Надо сказать, что такие Зинкины представления с искрой и
фейверком, производили на «важняка» впечатление не значительное —
не такого он и насмотрелся и наслушался, в этом вот кабинете, за
годы своей службы на страже безопасности Родины. Он только смотрел
в глаза Зинке долго и пристально, прекращая допрос, да и кнопочку
после жал, вызывая конвой. Убирал в папочку неподписанные протоколы
да и отправлял арестованную обратно в камеру.
Зинка, на пятой неделе пребывания в Лефортово, уже
качаемая тюремными сквозняками на все четыре стороны, не то чтобы
сидеть перед следователем на привинченном к полу табурете, но и
лежать, не шевелясь на шконке, не могла без мучений. Стало Зинку
ломать и кумарить на отходняках лютых не шуточно, жёстко, совсем не
по-детски. Вот тогда-то вежливый следователь и положил перед ней на
стол одноразовый шприц с морфием — всего-то полкубика — воробышку
раскумариться, да и только. Зинка-Зингер запела про всё, что хотел
узнать вежливый следователь. И — о чудо! Её выпустили на волю под
сотрудничество.
Сегодня старший лейтенант Дроздова шла на конспиративную
встречу со свежезавербованным осведомителем. Встреча была назначена
в пивном баре «Ладья», на углу Столешникова и Большой
Дмитровки.
В народе это место называлось «Яма», по двум причинам: бар
на самом деле находился в подвальном помещении; второй причиной
была та, что бар ещё с незапамятных времён, по какому-то
мистическому распоряжению Народного Комиссариата Пищевой
Промышленности, за подписью товарища Микояна, если таковое и было —
не выполнял общего для всех правила — не торговать алкогольными
напитками до одиннадцати часов утра. Бар открывался на час раньше
всех.
Сюда к десяти утра стекалась полубогемная публика столицы,
страдающая хроническим алкоголизмом. Такая публика, которой, в силу
высокого о себе самомнения, было не по статусу отовариться чекушкой
водяры у какой-нибудь тёти Клавы из соседнего подъезда, торгующей
водкой двадцать четыре часа и навынос и в разлив по стакану. Да и
водка с утра — для них это слишком — приличные же люди.
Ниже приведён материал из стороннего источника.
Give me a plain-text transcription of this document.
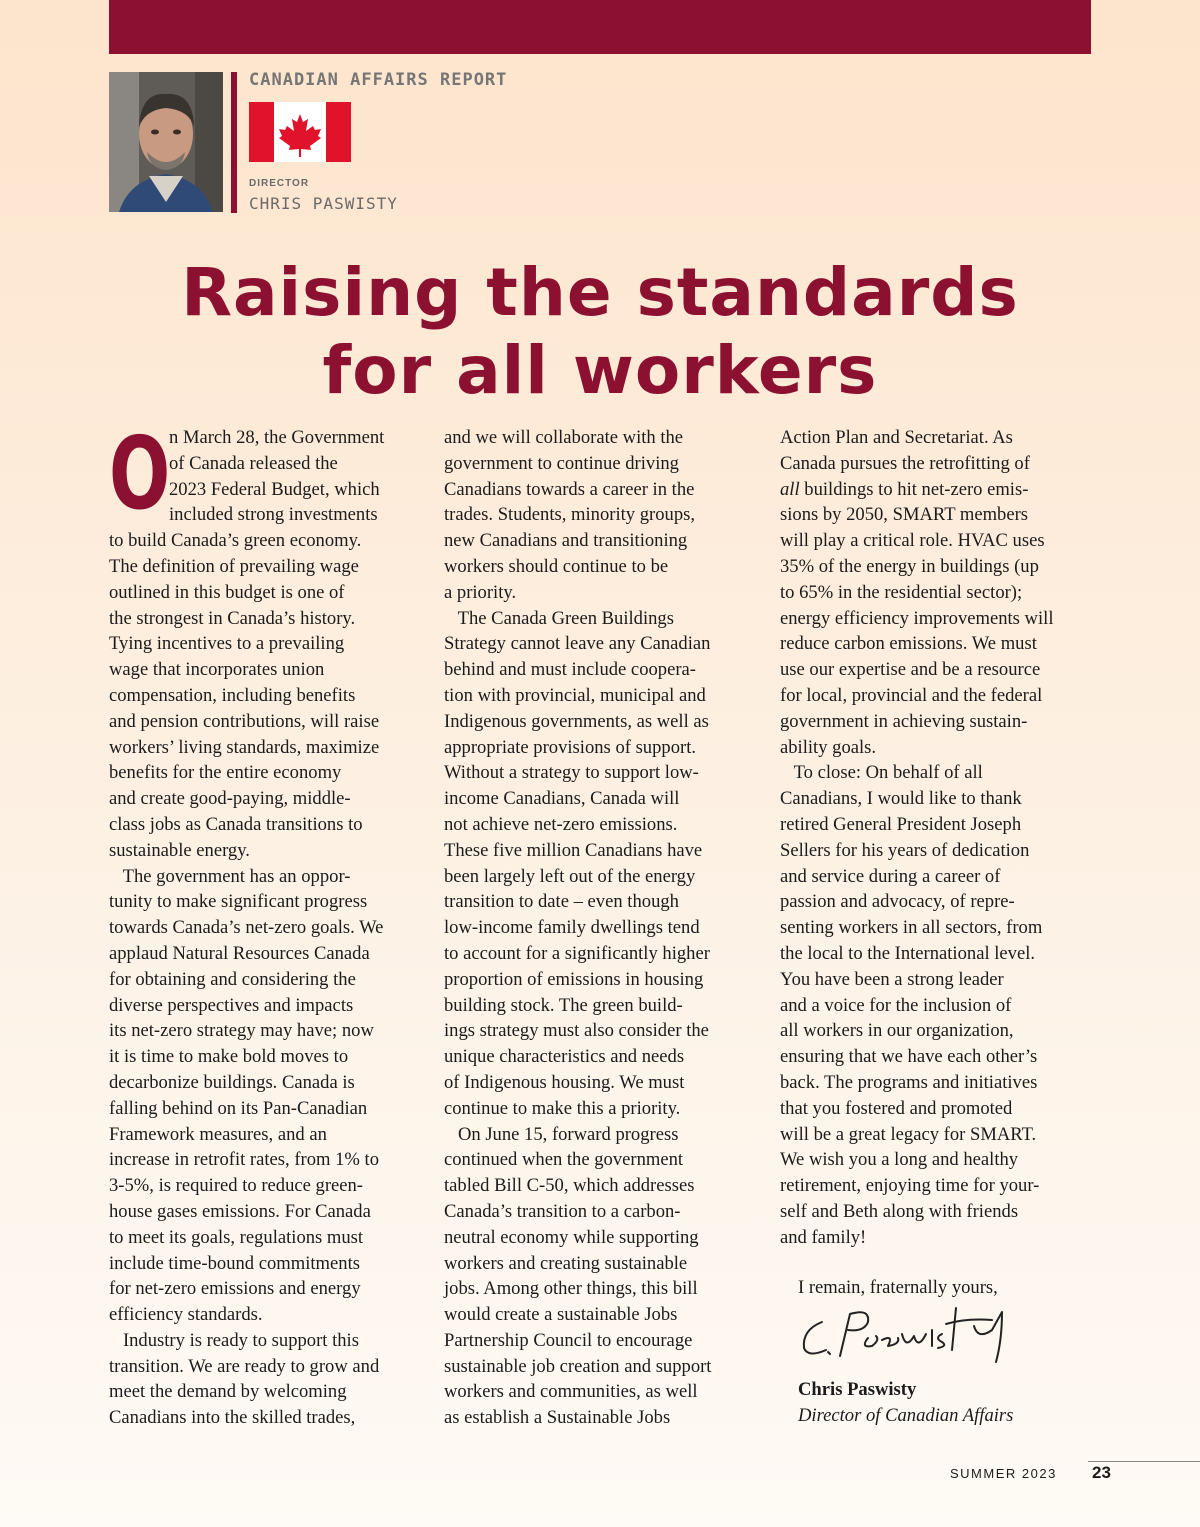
CANADIAN AFFAIRS REPORT
DIRECTOR
CHRIS PASWISTY
Raising the standards
for all workers
O

n March 28, the Government

of Canada released the

2023 Federal Budget, which

included strong investments

to build Canada’s green economy.

The definition of prevailing wage

outlined in this budget is one of

the strongest in Canada’s history.

Tying incentives to a prevailing

wage that incorporates union

compensation, including benefits

and pension contributions, will raise

workers’ living standards, maximize

benefits for the entire economy

and create good-paying, middle-

class jobs as Canada transitions to

sustainable energy.

The government has an oppor-

tunity to make significant progress

towards Canada’s net-zero goals. We

applaud Natural Resources Canada

for obtaining and considering the

diverse perspectives and impacts

its net-zero strategy may have; now

it is time to make bold moves to

decarbonize buildings. Canada is

falling behind on its Pan-Canadian

Framework measures, and an

increase in retrofit rates, from 1% to

3-5%, is required to reduce green-

house gases emissions. For Canada

to meet its goals, regulations must

include time-bound commitments

for net-zero emissions and energy

efficiency standards.

Industry is ready to support this

transition. We are ready to grow and

meet the demand by welcoming

Canadians into the skilled trades,

and we will collaborate with the

government to continue driving

Canadians towards a career in the

trades. Students, minority groups,

new Canadians and transitioning

workers should continue to be

a priority.

The Canada Green Buildings

Strategy cannot leave any Canadian

behind and must include coopera-

tion with provincial, municipal and

Indigenous governments, as well as

appropriate provisions of support.

Without a strategy to support low-

income Canadians, Canada will

not achieve net-zero emissions.

These five million Canadians have

been largely left out of the energy

transition to date – even though

low-income family dwellings tend

to account for a significantly higher

proportion of emissions in housing

building stock. The green build-

ings strategy must also consider the

unique characteristics and needs

of Indigenous housing. We must

continue to make this a priority.

On June 15, forward progress

continued when the government

tabled Bill C-50, which addresses

Canada’s transition to a carbon-

neutral economy while supporting

workers and creating sustainable

jobs. Among other things, this bill

would create a sustainable Jobs

Partnership Council to encourage

sustainable job creation and support

workers and communities, as well

as establish a Sustainable Jobs

Action Plan and Secretariat. As

Canada pursues the retrofitting of

all buildings to hit net-zero emis-

sions by 2050, SMART members

will play a critical role. HVAC uses

35% of the energy in buildings (up

to 65% in the residential sector);

energy efficiency improvements will

reduce carbon emissions. We must

use our expertise and be a resource

for local, provincial and the federal

government in achieving sustain-

ability goals.

To close: On behalf of all

Canadians, I would like to thank

retired General President Joseph

Sellers for his years of dedication

and service during a career of

passion and advocacy, of repre-

senting workers in all sectors, from

the local to the International level.

You have been a strong leader

and a voice for the inclusion of

all workers in our organization,

ensuring that we have each other’s

back. The programs and initiatives

that you fostered and promoted

will be a great legacy for SMART.

We wish you a long and healthy

retirement, enjoying time for your-

self and Beth along with friends

and family!

I remain, fraternally yours,
Chris Paswisty
Director of Canadian Affairs
SUMMER 2023 23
Полубогемная публика столицы, склонная к рефлексии прозвала это
место «Яма», иронизируя над степенью своего же глубокого морального
и физического падения.
У них было ещё одно основание бывать здесь по утрам.
Щемящее иррациональное чувство вины за свою никчёмную жизнь,
приходящее вместе с похмельем, не так сильно их мучило в среде себе
подобных. Как писал поэт: «Я такой же, как ты пропащий...» А такому
же, как и ты пропащему никогда не стыдно смотреть в
глаза.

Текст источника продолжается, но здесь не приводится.